The Clutha's owner Alan Crossan made an emotional tribute to the emergency services, to the brave customers who risked their lives to save others on that fateful night, and to the hundreds of people who have been in touch to offer help since the tragedy.
He was not at the pub at the time of the crash because he was recovering at home from a heart attack.
Two police officers and a civilian pilot who were in the aircraft died along with six people who were enjoying a night out at The Clutha in the heart of the city on Friday night.
Emergency services were making a final search of the debris inside the Clutha yesterday to make sure no more bodies were buried there.
David Goodhew, the Scottish fire and rescue service operation commander, the operation had been "very moving and very tragic" for the emergency service workers involved. "It has been a very, very stressful situation," he said
As bodies were taken away, two private ambulances and police motorcycle outriders left the site past a small village of white temporary tents used by the emergency services and AAIB experts, and through two ranks of uniformed firefighters, police officers and ambulance crew flanking the road.
A minute's silence was held in Glasgow's George Square at 6pm to mark the tragedy.
Families who were visiting the Christmas fair in the square, stopped to remember those who died, and rides and ice skating were halted while the silence was observed. A message on the big screen in the square said: "We continue to remember all of those affected by the tragedy at the Clutha bar."
Philip Tartaglia, the Archbishop of Glasgow, visited the crash site and said: "I can't imagine what it has been like.
"All we can do is offer our prayers for those affected.
"This is my end of town and I'm so gratified that so many Glaswegians showed the real spirit of Glasgow - that gives you real hope for the future."
Celtic manager Neil Lennon added a wreath to the hundreds of floral tributes placed at the site of the crash.
Chloe Arthur, the teenage daughter of Paisley victim Gary Arthur, 48, is a Celtic and Scottish women's footballer.
Lennon said: "It's very difficult for me to find the right words at this time for (the victims and families) but, on behalf of myself and the club and the Celtic support, we're all thinking of you and you're very much in our thoughts and prayers at this time."
Scottish Secretary Alistair Carmichael paid tribute to the courage and character of the people of Glasgow and signed a book of condolence at the council's headquarters.
Meanwhile, relatives have told of their frustration over at the time it has taken to recover their love ones.
John McGarrigle, whose father, also John, is thought to be among the dead, said: "What about the dignity for the human beings underneath that police helicopter?

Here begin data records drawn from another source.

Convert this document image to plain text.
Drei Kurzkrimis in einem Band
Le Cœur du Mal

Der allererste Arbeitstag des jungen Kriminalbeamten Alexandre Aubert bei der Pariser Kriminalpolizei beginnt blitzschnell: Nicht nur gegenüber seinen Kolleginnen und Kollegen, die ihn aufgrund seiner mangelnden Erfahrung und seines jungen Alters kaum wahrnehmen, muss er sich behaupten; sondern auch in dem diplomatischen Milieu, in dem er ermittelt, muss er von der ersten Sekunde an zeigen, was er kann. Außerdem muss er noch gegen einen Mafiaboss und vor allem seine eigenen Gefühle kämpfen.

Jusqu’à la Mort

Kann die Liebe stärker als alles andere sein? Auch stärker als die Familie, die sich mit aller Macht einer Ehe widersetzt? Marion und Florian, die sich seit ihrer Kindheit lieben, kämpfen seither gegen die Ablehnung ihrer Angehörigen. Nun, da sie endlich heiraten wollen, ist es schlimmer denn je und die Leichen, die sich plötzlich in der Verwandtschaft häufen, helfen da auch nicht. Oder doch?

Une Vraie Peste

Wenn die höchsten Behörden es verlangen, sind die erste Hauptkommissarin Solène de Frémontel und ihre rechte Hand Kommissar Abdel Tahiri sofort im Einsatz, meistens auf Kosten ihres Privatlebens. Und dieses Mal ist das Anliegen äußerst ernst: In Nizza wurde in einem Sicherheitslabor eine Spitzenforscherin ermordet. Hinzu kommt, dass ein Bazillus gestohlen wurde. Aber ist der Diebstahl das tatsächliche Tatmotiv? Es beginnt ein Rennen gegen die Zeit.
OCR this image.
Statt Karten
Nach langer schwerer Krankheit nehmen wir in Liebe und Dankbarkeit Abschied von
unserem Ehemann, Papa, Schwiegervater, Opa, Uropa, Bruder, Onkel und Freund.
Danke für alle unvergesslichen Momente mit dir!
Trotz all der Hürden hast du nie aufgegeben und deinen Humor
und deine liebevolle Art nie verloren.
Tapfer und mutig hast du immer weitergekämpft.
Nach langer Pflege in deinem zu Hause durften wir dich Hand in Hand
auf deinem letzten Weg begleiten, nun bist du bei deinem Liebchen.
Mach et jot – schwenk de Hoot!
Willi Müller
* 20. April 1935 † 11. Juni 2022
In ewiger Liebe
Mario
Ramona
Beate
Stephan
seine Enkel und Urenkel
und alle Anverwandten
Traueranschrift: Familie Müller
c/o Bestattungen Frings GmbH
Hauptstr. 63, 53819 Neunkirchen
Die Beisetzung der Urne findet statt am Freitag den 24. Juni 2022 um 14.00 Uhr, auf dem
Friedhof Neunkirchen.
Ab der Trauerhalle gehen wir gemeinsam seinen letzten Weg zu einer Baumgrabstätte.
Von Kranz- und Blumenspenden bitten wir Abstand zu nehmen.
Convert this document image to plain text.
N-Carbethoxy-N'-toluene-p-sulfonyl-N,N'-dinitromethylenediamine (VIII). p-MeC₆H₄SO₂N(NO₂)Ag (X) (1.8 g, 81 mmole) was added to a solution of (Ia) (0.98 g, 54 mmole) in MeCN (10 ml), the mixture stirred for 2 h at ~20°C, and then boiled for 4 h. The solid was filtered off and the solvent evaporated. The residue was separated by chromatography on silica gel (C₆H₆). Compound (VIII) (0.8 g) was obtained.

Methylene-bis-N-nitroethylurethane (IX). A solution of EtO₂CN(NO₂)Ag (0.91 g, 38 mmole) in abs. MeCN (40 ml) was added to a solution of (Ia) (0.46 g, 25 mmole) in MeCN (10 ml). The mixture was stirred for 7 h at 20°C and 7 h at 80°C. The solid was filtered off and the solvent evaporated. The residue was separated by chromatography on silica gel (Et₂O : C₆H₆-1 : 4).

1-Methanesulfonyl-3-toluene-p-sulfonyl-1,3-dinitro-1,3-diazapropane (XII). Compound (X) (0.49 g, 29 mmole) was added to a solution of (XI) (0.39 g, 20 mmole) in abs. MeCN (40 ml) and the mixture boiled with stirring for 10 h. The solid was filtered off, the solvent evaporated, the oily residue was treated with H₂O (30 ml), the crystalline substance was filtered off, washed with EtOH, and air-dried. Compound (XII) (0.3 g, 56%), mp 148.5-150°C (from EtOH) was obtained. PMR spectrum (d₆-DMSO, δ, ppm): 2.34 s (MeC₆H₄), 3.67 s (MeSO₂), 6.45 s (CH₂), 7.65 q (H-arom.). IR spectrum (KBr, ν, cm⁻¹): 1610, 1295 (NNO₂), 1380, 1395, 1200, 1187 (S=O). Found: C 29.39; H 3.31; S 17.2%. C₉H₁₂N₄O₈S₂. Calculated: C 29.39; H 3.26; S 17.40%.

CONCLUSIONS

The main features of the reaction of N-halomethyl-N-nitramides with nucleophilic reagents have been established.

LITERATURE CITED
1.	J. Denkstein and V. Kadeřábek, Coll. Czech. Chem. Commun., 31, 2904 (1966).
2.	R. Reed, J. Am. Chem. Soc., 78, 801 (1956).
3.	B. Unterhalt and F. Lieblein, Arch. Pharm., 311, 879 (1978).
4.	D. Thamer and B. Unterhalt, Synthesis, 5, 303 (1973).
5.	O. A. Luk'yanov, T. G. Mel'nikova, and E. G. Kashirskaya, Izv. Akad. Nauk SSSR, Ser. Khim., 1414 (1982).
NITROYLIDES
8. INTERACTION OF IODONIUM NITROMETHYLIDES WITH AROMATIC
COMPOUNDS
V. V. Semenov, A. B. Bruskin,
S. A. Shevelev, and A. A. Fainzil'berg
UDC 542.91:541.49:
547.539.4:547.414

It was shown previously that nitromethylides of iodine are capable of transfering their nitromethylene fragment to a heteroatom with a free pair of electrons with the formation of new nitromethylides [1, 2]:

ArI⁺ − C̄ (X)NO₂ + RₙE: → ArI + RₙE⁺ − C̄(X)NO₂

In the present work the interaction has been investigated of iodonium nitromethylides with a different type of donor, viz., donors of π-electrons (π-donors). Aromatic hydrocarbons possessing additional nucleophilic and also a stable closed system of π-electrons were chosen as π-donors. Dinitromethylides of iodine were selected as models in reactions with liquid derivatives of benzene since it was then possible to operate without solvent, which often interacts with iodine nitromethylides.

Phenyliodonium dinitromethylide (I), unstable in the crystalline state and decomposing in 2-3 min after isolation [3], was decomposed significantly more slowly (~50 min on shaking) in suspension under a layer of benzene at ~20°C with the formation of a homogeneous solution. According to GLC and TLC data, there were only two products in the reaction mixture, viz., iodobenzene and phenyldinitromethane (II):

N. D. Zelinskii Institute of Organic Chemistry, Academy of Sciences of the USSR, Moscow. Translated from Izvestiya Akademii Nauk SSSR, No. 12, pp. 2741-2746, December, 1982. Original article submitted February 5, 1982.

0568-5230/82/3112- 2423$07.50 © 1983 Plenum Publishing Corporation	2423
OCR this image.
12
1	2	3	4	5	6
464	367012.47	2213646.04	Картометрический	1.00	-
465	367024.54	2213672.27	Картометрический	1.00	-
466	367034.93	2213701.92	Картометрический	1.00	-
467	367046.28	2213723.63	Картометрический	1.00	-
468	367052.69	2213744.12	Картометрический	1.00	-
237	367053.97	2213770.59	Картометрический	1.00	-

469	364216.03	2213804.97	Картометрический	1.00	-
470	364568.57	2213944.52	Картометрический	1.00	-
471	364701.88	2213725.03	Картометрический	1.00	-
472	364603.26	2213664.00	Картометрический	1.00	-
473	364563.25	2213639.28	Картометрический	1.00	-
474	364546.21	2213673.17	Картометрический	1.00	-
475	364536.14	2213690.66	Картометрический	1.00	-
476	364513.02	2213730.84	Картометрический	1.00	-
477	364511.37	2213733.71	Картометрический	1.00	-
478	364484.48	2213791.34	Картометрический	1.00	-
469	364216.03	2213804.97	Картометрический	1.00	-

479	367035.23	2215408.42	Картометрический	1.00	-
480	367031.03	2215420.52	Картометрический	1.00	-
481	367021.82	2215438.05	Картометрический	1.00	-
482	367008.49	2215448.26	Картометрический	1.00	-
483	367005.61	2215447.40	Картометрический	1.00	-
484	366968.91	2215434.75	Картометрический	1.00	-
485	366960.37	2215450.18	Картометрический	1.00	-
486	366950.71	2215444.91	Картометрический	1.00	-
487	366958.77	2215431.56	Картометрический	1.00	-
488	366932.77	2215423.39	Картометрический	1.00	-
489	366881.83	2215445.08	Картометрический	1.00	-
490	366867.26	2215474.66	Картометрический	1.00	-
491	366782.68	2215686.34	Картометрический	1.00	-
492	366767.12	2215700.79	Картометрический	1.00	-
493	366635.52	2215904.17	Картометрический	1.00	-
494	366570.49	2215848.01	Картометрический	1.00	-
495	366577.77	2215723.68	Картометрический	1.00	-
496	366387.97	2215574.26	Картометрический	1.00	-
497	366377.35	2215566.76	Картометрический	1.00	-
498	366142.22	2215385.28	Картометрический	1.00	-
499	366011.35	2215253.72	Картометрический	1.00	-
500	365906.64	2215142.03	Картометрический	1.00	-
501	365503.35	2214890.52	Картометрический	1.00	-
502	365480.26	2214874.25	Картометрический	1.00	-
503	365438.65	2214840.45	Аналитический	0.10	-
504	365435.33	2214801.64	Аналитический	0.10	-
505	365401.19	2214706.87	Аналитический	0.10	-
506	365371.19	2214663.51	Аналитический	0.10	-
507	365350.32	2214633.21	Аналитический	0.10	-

"If they've got one out, they can get the rest out."
Relatives of missing Mark O'Prey said they believe that the recovery of the helicopter took precedence over the removal of bodies.
His sister said: "We just need to know. It's too long now, really."
Scottish Fire and Rescue Service assistant chief officer David Goodhew said rescuers had been working in very confined spaces with the danger of potential further collapse in order to find bodies and remove the helicopter.
He said: "Crews have been tunnelling underneath the helicopter to try to find further casualties and remove those where necessary.
Once the wreckage was removed, crews were immediately put back into the building to complete their search, which took under two hours.
Deputy First Minister Nicola Sturgeon said crews have been working as quickly and safely as possible and that she understands the "frustration and the anguish" of people who are waiting for news.
She visited Scottish Ambulance Service staff in Springburn, Glasgow, to thank them for their response to the crash.
She said: "It is appropriate again to say how much all of us are thinking of those who have been bereaved.
"It is not possible to imagine the grief and the anguish that they are suffering.
"I hope it is of comfort to them that they know that the thoughts not just of the people across Glasgow but people across the country are with them."